Clara qui dort dans l’avion ♥

Clara qui dort dans l’avion ♥

Même branle-bas de combat à l’arrivée. On récupère les 9 valises et tout le tralala. Heureusement, le père de Stan (fouillez-moi comment) a réussi à nous rejoindre au terminal des bagages, donc il nous a aidé à tout récupérer, mettre sur les chariots et amener les-dits chariots.

Une fois à la maison, on a été surpris. Agréablement et pas mal moins agréablement. D’abord, on a adoré la maison! Il faut comprendre qu’on ne l’avait jamais vue en vrai. Seulement en photos (pas mal floues ahah). Le père de Stan avait eu la gentillesse (encore!) de la visiter pour nous et nous avait dit qu’on y serait bien. Donc oui, la maison était vraiment géniale. Petite, mais parfaite pour nous, 2 grandes chambres, un bureau, une petite cour (un jardin, pardon) et la pièce principale (salon, cuisine, salle à manger) la plus lumineuse qui soit. On voulait une maison super bien éclairée naturellement et on a été servis! C’est tout simplement magnifique. Dès qu’on a franchi la porte, on savait qu’on y serait bien.

Mais OH BOY qu’elle avait besoin d’amour.

Sale, sale, sale. Des toiles d’araignées partout, tous les éviers bloqués, une laveuse complètement moisie, un comptoir de cuisine pas fini, de la poussière partout, le système de ventilation dégoutant, la cour laissée à l’abandon depuis probablement 3 ans : Que des mauvaises herbes hautes au genou), des finitions plus que douteuses (la peinture à refaire partout, le baignoire brisée, les moulures mal mises, un vieux papier peint dégueux – nommé le donjon, posé directement sur le plâtre (#BRAVO). Bref. Vous voyez le genre!

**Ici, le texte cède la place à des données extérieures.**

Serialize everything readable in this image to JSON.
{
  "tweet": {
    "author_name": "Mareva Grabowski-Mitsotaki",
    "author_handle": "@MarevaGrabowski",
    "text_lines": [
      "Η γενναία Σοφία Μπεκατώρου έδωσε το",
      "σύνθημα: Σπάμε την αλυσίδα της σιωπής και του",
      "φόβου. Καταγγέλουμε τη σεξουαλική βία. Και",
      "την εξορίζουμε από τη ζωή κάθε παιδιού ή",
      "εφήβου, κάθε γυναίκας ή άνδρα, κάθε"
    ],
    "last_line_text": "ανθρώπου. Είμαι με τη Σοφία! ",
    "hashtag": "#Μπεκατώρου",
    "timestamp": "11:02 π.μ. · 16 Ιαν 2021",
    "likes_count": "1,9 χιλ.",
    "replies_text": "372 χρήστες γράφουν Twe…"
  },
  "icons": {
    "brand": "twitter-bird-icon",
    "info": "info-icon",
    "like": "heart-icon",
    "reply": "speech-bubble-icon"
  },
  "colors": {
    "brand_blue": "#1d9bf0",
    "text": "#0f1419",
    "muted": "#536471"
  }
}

Ajoutez à ça qu’on arrivait avec rien. Oui bon, 9 valises. Mais aucun meubles, rien pour remplir les armoires. C’était surtout les affaires de Clara, nos vêtements, un peu de livres, quelques cadres et mes herbes (hippie de même la fille). Et on a décidé qu’on s’équiperait uniquement en trucs usagés (je vous ferai un article juste là-dessus, en vous montrant le résultat final!), donc ça nous a demandé 4 fois plus de temps.

(Le tipi de Babilles & Babioles nous a suivi du Québec, dans un sac à ski ahah! + vous voyez un bel exemple de la magnifique luminosité qu’il y a dans la maison)

Mais ça nous allait. Au lieu de capoter et de tout vouloir faire en quelques jours (mon style, d’habitude), on a décidé de ne pas stresser pour ça et de prendre notre temps, pour fouiller et trouver des items coup de coeur dans les brocantes, les ventes de garage et sur les sites de seconde-main. Et pour l’état de la maison, d’y aller une étape à la fois, sinon c’est beaucoup trop décourageant.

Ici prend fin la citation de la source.